Sieversandreas

Scientific classification
- Kingdom: Plantae
- Clade: Tracheophytes
- Clade: Angiosperms
- Clade: Eudicots
- Clade: Asterids
- Order: Lamiales
- Family: Orobanchaceae
- Genus: Sieversandreas Eb.Fisch.
- Species: S. madagascarianus
- Binomial name: Sieversandreas madagascarianus Eb.Fisch.

= Sieversandreas =

- Genus: Sieversandreas
- Species: madagascarianus
- Authority: Eb.Fisch.
- Parent authority: Eb.Fisch.

Species of flowering plant

Sieversandreas is a monotypic genus of flowering plants belonging to the family Orobanchaceae. The only species is Sieversandreas madagascarianus.

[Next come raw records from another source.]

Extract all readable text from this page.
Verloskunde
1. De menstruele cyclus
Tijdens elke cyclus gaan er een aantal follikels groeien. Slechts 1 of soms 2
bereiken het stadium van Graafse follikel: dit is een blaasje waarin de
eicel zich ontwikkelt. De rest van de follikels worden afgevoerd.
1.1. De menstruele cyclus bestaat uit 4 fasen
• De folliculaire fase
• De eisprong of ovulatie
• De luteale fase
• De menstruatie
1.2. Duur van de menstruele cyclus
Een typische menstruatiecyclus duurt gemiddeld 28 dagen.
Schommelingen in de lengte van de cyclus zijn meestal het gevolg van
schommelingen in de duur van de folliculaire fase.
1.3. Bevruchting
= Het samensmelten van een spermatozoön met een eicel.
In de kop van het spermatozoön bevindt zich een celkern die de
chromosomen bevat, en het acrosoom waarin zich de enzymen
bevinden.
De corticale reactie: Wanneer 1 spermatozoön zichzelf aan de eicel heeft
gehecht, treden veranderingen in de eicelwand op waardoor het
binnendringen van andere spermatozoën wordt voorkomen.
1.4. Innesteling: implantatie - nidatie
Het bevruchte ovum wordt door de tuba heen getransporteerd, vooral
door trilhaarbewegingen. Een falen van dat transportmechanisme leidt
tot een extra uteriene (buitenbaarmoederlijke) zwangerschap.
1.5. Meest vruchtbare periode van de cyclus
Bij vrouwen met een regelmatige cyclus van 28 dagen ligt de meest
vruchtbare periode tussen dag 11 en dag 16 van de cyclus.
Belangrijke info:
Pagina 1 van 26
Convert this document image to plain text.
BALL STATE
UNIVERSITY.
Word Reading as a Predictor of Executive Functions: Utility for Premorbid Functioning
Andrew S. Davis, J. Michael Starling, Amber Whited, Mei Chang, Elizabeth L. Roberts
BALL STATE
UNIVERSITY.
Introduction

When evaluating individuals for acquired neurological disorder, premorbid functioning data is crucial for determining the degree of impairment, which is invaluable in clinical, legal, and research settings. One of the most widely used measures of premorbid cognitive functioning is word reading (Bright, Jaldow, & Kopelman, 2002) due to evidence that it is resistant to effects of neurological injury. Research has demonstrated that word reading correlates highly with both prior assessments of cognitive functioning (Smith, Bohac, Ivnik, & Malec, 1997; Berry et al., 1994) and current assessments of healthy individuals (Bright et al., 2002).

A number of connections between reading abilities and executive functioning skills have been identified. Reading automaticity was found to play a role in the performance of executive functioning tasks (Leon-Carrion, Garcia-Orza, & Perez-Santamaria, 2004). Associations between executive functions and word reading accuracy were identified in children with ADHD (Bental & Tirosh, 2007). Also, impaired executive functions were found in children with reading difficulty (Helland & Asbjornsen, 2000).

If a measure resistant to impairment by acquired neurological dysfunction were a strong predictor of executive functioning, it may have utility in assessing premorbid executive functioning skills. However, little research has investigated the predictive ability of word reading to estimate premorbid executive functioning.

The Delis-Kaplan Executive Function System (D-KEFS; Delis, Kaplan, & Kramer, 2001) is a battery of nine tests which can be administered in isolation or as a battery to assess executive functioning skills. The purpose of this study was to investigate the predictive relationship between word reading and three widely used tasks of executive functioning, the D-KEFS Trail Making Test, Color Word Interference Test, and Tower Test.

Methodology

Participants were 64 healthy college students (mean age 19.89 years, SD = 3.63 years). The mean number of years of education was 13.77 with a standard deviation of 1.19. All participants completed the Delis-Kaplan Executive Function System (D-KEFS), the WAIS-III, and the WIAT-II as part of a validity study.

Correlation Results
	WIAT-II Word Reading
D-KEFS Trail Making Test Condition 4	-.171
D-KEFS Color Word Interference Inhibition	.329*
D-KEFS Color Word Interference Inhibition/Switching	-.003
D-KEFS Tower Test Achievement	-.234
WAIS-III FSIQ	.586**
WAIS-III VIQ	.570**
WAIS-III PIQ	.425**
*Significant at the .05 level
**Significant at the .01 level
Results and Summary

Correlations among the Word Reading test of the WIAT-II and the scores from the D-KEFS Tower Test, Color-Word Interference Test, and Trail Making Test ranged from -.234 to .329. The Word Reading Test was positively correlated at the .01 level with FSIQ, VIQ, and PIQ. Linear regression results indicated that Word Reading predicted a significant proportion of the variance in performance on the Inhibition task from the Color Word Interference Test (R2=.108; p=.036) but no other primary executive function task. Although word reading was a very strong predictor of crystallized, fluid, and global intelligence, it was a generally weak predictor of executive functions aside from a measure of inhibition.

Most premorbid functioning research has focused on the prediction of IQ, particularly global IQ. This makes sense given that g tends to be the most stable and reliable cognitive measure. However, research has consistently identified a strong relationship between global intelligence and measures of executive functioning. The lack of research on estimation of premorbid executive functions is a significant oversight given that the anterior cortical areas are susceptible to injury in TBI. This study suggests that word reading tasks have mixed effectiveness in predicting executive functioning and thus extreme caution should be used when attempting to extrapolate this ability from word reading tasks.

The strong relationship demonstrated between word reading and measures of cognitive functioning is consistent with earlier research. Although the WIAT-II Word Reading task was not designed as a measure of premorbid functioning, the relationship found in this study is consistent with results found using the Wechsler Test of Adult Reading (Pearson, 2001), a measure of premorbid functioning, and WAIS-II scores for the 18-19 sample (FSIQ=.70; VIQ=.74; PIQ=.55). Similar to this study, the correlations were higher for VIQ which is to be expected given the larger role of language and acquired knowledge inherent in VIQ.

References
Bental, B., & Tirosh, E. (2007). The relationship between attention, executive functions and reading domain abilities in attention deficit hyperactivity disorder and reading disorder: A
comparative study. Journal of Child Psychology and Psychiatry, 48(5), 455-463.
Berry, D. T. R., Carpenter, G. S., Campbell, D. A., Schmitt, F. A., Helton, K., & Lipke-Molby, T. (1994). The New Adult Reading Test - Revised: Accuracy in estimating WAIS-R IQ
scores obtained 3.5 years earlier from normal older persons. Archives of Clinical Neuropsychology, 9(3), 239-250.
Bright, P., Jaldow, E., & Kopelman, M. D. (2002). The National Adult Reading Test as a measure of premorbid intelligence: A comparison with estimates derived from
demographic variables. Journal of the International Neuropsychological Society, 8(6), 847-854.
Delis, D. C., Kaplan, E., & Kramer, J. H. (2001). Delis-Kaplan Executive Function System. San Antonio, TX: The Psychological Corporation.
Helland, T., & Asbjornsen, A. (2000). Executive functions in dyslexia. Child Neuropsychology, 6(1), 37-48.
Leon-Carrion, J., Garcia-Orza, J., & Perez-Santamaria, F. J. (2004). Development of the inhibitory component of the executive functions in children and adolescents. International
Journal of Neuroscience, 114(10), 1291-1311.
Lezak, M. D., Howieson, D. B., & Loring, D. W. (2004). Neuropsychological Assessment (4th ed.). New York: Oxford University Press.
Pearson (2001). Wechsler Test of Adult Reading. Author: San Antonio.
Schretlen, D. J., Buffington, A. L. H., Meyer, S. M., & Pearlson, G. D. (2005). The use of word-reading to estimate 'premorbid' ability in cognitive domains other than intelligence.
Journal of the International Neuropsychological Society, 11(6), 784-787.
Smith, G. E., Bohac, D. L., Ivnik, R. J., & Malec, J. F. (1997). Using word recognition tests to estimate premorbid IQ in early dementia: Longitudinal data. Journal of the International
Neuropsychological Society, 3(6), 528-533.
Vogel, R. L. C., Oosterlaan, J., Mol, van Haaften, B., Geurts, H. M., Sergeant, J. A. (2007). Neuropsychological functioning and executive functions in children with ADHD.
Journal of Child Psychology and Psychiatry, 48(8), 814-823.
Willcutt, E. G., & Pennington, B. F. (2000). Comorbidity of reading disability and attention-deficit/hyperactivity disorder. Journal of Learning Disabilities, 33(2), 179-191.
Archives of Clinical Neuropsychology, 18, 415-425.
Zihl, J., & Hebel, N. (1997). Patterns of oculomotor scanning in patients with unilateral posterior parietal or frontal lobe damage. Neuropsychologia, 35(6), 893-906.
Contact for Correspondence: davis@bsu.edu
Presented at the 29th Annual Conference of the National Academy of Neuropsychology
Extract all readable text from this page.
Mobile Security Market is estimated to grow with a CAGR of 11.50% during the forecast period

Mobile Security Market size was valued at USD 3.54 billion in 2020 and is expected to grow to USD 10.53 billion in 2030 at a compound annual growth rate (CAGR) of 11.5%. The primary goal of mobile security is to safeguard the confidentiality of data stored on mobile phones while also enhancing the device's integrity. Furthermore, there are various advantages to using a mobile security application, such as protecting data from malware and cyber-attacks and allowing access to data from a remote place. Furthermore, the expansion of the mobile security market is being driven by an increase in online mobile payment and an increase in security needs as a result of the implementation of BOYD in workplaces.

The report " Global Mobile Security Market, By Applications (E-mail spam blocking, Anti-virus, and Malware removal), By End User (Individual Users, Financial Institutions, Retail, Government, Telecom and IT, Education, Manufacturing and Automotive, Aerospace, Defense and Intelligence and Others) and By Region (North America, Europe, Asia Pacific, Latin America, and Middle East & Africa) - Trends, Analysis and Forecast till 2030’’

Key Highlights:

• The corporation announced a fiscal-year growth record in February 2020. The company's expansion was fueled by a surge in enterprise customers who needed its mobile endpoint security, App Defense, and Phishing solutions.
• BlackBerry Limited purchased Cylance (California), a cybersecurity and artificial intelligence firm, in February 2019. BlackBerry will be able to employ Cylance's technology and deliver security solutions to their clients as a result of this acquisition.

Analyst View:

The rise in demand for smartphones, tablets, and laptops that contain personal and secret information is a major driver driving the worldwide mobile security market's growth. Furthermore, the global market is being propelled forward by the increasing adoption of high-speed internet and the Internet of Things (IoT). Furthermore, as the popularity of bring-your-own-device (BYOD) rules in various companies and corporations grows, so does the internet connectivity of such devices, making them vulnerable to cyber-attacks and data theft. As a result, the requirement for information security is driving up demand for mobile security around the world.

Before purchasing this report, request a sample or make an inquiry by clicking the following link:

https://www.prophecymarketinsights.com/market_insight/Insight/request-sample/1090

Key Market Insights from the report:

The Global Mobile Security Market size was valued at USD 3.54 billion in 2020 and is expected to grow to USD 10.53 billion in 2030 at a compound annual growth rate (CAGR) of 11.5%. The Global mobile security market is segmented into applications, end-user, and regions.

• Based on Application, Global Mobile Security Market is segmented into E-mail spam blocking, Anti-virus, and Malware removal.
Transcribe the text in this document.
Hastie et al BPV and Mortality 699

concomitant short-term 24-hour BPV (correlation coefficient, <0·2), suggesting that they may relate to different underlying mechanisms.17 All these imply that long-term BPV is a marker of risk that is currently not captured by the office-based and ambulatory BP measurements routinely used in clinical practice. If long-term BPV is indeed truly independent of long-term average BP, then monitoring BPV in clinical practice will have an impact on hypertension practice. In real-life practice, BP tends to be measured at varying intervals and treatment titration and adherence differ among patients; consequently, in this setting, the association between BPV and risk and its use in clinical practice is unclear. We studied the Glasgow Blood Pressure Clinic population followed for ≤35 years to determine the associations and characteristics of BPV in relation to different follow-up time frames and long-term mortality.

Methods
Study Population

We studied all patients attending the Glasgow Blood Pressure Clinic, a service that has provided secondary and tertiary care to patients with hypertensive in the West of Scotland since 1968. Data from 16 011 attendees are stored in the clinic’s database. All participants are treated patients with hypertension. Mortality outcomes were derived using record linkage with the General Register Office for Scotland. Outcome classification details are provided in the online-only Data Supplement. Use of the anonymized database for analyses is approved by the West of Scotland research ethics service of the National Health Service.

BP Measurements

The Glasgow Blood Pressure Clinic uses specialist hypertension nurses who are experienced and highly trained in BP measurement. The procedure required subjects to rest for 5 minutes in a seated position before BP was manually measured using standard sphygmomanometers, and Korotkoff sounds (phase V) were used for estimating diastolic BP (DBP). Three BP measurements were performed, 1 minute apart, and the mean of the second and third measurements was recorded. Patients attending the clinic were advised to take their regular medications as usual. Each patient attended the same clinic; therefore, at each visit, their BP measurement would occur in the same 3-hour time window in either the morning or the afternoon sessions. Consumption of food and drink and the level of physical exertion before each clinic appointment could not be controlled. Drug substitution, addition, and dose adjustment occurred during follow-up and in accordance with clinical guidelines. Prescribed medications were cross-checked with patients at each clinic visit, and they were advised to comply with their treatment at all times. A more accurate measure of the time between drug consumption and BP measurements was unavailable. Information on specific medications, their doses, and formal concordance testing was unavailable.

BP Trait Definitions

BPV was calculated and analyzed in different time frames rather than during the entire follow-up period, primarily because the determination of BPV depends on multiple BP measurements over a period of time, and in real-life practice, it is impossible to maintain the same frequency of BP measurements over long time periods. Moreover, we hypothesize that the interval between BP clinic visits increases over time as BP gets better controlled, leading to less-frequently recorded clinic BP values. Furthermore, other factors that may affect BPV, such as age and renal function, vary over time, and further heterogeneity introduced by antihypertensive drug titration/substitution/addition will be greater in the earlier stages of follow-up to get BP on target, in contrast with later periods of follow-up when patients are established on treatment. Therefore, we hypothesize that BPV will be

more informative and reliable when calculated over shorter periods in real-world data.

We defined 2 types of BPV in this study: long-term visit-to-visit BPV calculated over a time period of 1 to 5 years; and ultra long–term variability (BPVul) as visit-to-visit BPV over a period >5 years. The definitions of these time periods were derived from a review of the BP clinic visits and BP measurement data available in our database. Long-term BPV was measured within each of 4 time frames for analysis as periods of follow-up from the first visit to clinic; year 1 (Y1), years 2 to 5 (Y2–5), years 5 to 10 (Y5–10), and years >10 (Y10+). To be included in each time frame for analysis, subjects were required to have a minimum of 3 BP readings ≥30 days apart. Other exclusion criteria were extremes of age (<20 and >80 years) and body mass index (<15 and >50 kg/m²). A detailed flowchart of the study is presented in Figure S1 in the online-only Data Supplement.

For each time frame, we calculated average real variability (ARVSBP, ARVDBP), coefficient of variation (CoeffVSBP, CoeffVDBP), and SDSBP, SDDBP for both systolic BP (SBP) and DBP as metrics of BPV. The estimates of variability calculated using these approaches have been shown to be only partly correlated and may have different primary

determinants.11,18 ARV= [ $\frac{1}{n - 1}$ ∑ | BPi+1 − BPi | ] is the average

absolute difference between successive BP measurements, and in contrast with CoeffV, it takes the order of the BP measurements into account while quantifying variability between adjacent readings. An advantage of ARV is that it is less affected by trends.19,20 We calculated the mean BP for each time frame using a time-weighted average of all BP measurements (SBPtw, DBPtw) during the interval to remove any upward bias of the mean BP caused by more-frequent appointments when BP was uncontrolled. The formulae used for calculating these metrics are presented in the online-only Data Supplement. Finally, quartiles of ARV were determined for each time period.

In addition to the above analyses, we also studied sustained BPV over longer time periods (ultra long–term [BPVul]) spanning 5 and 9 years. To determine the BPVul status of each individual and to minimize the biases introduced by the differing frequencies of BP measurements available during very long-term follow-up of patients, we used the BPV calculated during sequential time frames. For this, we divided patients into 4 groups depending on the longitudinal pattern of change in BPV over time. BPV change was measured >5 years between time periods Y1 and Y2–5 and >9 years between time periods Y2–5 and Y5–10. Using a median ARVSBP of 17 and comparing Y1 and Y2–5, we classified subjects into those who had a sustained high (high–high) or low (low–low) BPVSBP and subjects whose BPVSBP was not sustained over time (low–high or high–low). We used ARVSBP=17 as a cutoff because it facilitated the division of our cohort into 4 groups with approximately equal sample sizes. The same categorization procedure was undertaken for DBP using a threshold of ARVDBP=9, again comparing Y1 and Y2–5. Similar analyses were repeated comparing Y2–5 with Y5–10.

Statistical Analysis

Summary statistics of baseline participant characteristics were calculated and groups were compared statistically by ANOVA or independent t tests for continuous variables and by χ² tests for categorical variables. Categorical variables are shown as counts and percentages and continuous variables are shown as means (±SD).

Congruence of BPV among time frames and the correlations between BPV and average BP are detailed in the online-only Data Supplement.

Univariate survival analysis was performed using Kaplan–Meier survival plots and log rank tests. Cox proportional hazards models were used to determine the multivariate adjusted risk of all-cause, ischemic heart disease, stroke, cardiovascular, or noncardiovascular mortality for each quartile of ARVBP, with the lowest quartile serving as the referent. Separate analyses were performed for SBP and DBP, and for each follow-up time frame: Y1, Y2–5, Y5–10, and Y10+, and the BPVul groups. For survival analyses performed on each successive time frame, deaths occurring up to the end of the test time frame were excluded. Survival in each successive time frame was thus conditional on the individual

It is native to Madagascar.

The genus name of Sieversandreas is in honour of Andreas Sievers (1931–2009), German botanist, director of the university botanical garden in Bonn, professor of cell biology. The Latin specific epithet of madagascarianus means coming from Madagascar, where the plant was found. Both the genus and the species were first described and published in Bull. Mus. Natl. Hist. Nat., B, Adansonia Vol.18 on pages 213-214 in 1996.